Group technique practices
Even the most fundamental techniques in Shorinji Kempo take a lifetime to master properly; so trainees of all ages can benefit from whole group training. Don't be discouraged by the 'en masse', stereotypical training style - this only comprises a fraction of each session. Even the most basic punches and locks are made up of several levels of subtlety that go unseen to the untrained eye, each of which enables one to perform their techniques more efficiently and with greater confidence.
Small group tuition
In order to look at specific disciplines and techniques relevant to individuals we tend to divide parts of each session by grade in order to work in smaller, more specialised groups, with a number of the senior belts supervising or giving instruction.
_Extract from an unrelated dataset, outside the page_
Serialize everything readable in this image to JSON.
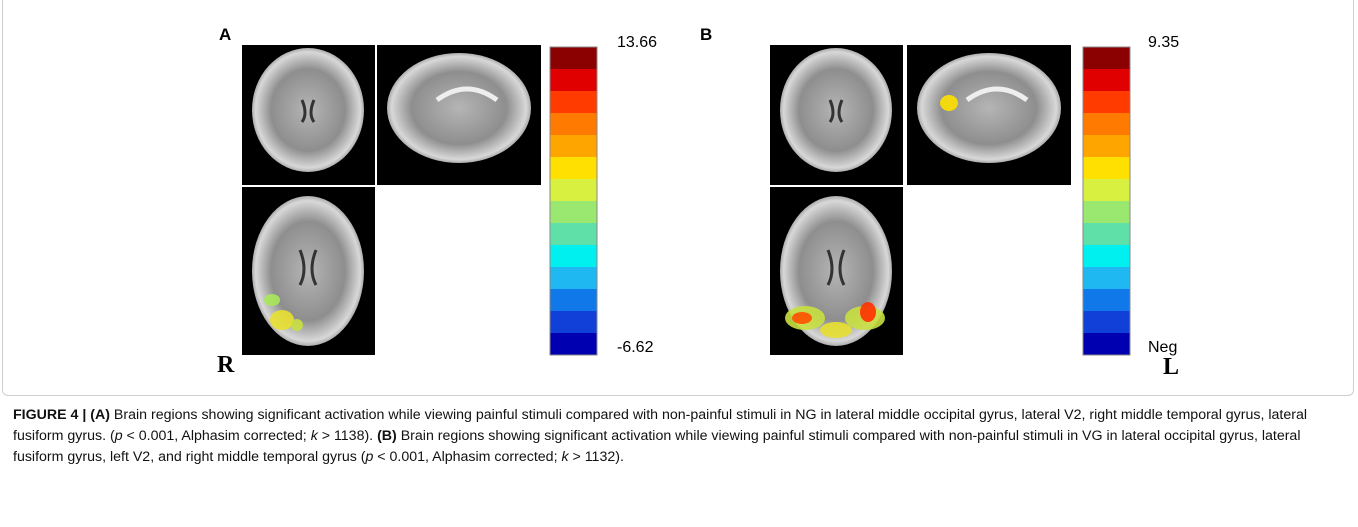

Meditation helps us to concentrate our efforts and ensures we come to our training focused and in a right mind.
Almost uniquely among the oriental martial arts, Shorinji Kempo is as much a philosophy as it is a form of exercise or self-defence. Kempo recognises that our thoughts and our actions are inextricably linked. 'Strength' and 'Morals' are powerless by themselves, but ideal when united symbiotically.
Massage (aka. Seiho)
Many of the techniques of Shorinji Kempo involve the use of pressure points in an opponent to deflect attacks or inflict temporary, disabling pain. Many of these same pressure points can be used to relieve pain and tension when pressure is applied in a different way, following the same principles as Shiatsu massage. We practise these from time to time, perhaps after a particularly heavy sparring session! Yet another good reason to bring a friend or partner to a Shorinji Kempo training session.
Sparring (aka. Randori)
Although training is non-competitive and non-confrontational, the best way to practise timing and test one's technique is through one-to-one sparring. This doesn't mean getting beaten up by someone twice your size, but rather being able to discover your own ability while learning from a friend's. It's a fun part of training and can be practiced once you are familiar with pair-work.
In fact, one senior instructor has said "the closer the friend, the better the randori."
Eventually, this skill can be transferred to pre-rehearsed sparring (embu), a central, and impressive feature of Shorinji Kempo. This involves two (or more) people sparring with a pre-determined sequence of techniques, with a minimal number of improvised attacks. This can look particularly impressive.